Starting with religious liberty and marriage law.
Robert P. George, perhaps the nation’s top Catholic scholar on marriage, described [U.S. Attorney General Eric] Holder’s defense of the administration’s position as “extremely worrying.”
He said Holder’s statement was “dripping with animus” against people who believe that marriage is “the conjugal union of a husband and wife.”
“He treats that belief as if it were a mere prejudice, as though it is motivated by a desire to cause harm to people,” George told CNA Feb. 24. “Of course, nothing could be further from the truth. It is a legitimate moral belief that has informed our law throughout history.”
The statement suggests to George the possibility that the Justice Department will “abuse its authority to suppress the religious liberty of people who dissent.”
“It raises the concern that the Justice Department will treat believing Christians, Jews, Muslims and others as though they are the equivalent of racists,” he warned…
George believes it is “imperative” for religious believers and those who support the traditional definition of marriage to defend their religious liberty. Believers should make clear to the Justice Department that they intend to fight any effort to restrict their liberty and their rights of conscience.
He said recognizing marriage as only between one man and one woman is “absolutely not” discriminatory in terms of constitutional law. He cited Justice Anthony Kennedy’s ruling in Lawrence v. Texas, a landmark 2003 case that declared laws against homosexual acts to be unconstitutional. That ruling, George said, has “no implications whatsoever for marriage.”
As Prof.
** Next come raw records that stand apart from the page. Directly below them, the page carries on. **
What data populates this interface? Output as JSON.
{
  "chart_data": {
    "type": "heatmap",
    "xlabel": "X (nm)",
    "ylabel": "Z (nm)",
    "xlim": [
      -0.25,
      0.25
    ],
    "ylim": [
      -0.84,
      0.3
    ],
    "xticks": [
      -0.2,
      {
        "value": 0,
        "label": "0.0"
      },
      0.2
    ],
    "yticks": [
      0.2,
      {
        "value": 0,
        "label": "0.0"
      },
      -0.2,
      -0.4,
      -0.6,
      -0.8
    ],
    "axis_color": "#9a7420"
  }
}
George has pointed out to me on radio, emphatically, in 31 out of 31 times this issue has been put before the electorate in a vote, American citizens have upheld the traditional definition of marriage.
For George, these defeats for advocates of same-sex “marriage” explain why they are trying to prevent the issue from being decided in an election.
“If they really thought that the people were going their way… they would be out there ahead of us trying to get the issue on the ballot.”